Furthermore, the authors present neighbor retrieval tasks where the context encoder's ability to infer missing patches based on analogous examples in the dataset underscores the semantic depth of the learned features.

Implications and Future Work

The findings from this paper suggest several implications for both practical applications and theoretical advancements:

• Practical Applications: The ability to perform reliable inpainting has direct implications for image editing, restoration, and content generation in the graphics industry. The feature representations learned through context encoders could be valuable for improving the performance of vision systems where labeled data is scarce.
• Theoretical Advancements: The successful use of adversarial training within a context-encoder framework potentially paves the way for further research into combining discriminative and generative losses for robust unsupervised feature learning.
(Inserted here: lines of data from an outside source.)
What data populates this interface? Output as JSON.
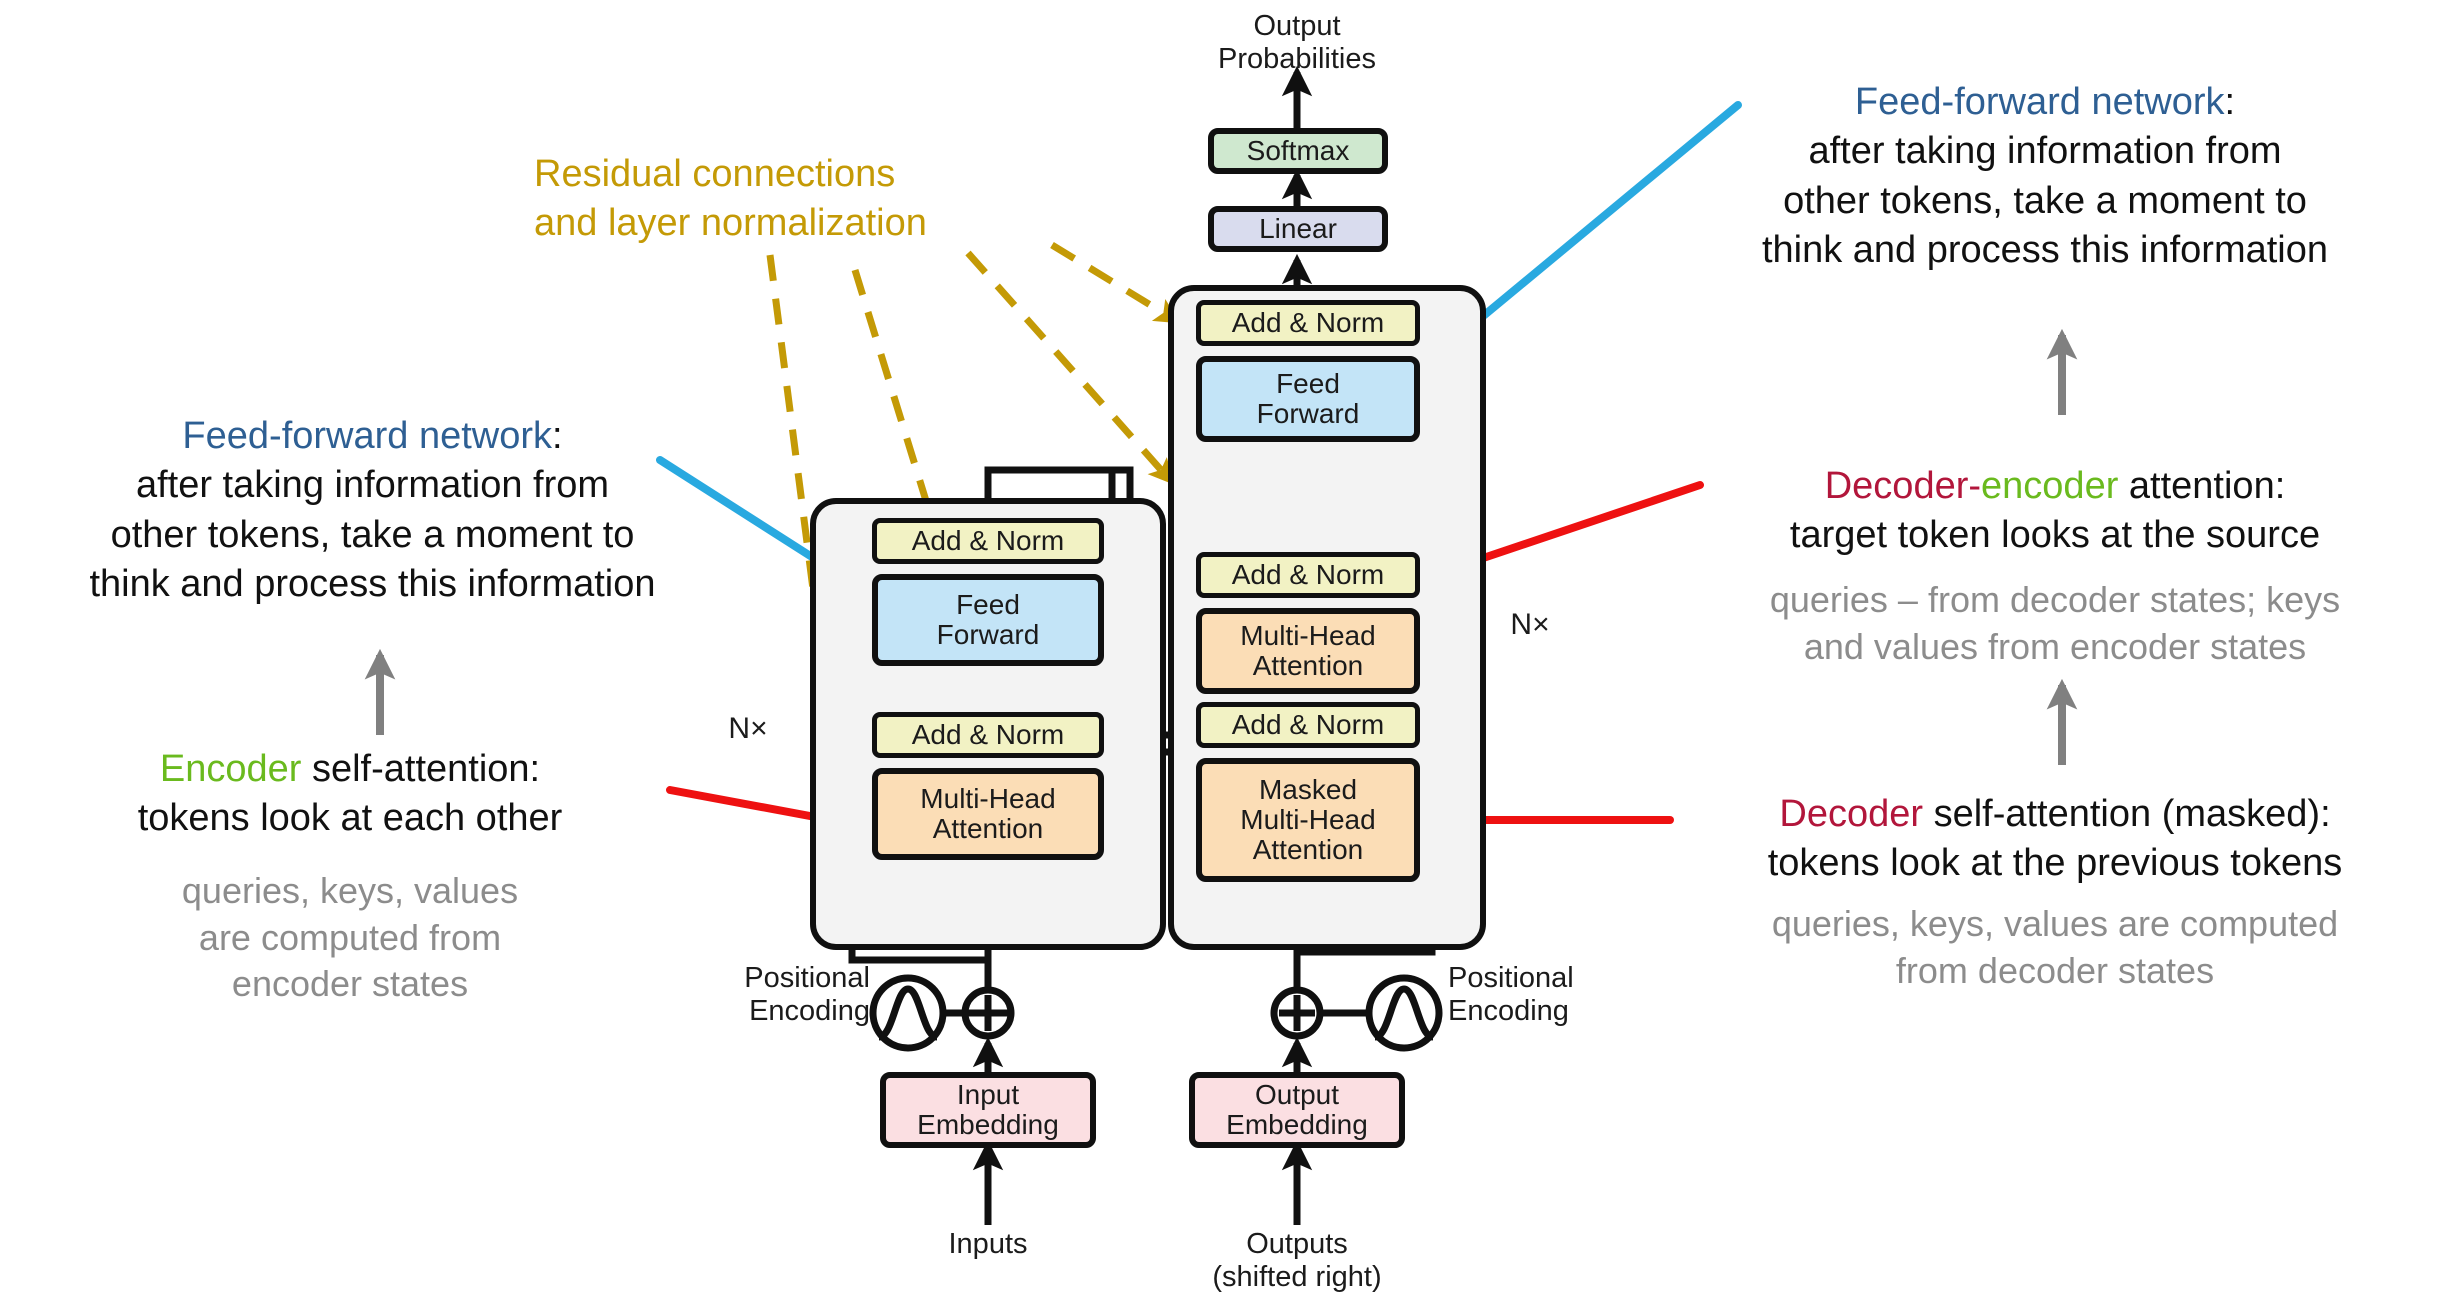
{
  "figure": {
    "title": "The Transformer — model architecture with annotations",
    "colors": {
      "add_norm_fill": "#f2f2c4",
      "feed_forward_fill": "#c3e4f7",
      "attention_fill": "#fbddb6",
      "softmax_fill": "#cfe8cf",
      "linear_fill": "#d9dcee",
      "embedding_fill": "#fbdfe2",
      "stack_panel_fill": "#f3f3f3",
      "outline": "#101010",
      "blue_annotation": "#2e5f93",
      "blue_arrow": "#29a9e0",
      "green_highlight": "#6aba1e",
      "crimson_highlight": "#b2163b",
      "red_arrow": "#ee1111",
      "gold_dashed": "#c49a06",
      "gray_arrow": "#808080",
      "gray_subtext": "#8c8c8c"
    }
  },
  "diagram": {
    "output_probabilities_label": "Output\nProbabilities",
    "softmax_label": "Softmax",
    "linear_label": "Linear",
    "encoder": {
      "add_norm_top_label": "Add & Norm",
      "feed_forward_label": "Feed\nForward",
      "add_norm_bottom_label": "Add & Norm",
      "multi_head_attention_label": "Multi-Head\nAttention",
      "repeat_label": "N×",
      "positional_encoding_label": "Positional\nEncoding",
      "embedding_label": "Input\nEmbedding",
      "io_label": "Inputs"
    },
    "decoder": {
      "add_norm_top_label": "Add & Norm",
      "feed_forward_label": "Feed\nForward",
      "add_norm_mid_label": "Add & Norm",
      "multi_head_attention_label": "Multi-Head\nAttention",
      "add_norm_bottom_label": "Add & Norm",
      "masked_attention_label": "Masked\nMulti-Head\nAttention",
      "repeat_label": "N×",
      "positional_encoding_label": "Positional\nEncoding",
      "embedding_label": "Output\nEmbedding",
      "io_label": "Outputs\n(shifted right)"
    }
  },
  "annotations": {
    "residual": {
      "line1": "Residual connections",
      "line2": "and layer normalization",
      "color": "#c49a06"
    },
    "ffn_left": {
      "title_colored": "Feed-forward network",
      "title_tail": ":",
      "body_lines": [
        "after taking information from",
        "other tokens, take a moment to",
        "think and process this information"
      ]
    },
    "ffn_right": {
      "title_colored": "Feed-forward network",
      "title_tail": ":",
      "body_lines": [
        "after taking information from",
        "other tokens, take a moment to",
        "think and process this information"
      ]
    },
    "encoder_self_attention": {
      "title_colored": "Encoder",
      "title_tail": " self-attention:",
      "body_lines": [
        "tokens look at each other"
      ],
      "sub_lines": [
        "queries, keys, values",
        "are computed from",
        "encoder states"
      ]
    },
    "decoder_encoder_attention": {
      "title_part1": "Decoder",
      "title_dash": "-",
      "title_part2": "encoder",
      "title_tail": " attention:",
      "body_lines": [
        "target token looks at the source"
      ],
      "sub_lines": [
        "queries – from decoder states; keys",
        "and values from encoder states"
      ]
    },
    "decoder_self_attention": {
      "title_colored": "Decoder",
      "title_tail": " self-attention (masked):",
      "body_lines": [
        "tokens look at the previous tokens"
      ],
      "sub_lines": [
        "queries, keys, values are computed",
        "from decoder states"
      ]
    }
  }
}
Additionally, the task-driven approach to visual feature learning aligns with recent trends favoring self-supervised and task-specific pretext tasks over traditional unsupervised paradigms.

Conclusion

The authors successfully demonstrate that context-based pixel prediction is a viable and effective method for unsupervised feature learning, producing representations that are transferable to a variety of computer vision tasks. The innovative use of context encoders, coupled with joint reconstruction and adversarial losses, presents an advanced methodology for tackling generative tasks and learning robust visual features. Future research could explore extensions of this approach, apply it across different modal tasks, or refine the adversarial training aspects for enhanced performance and stability.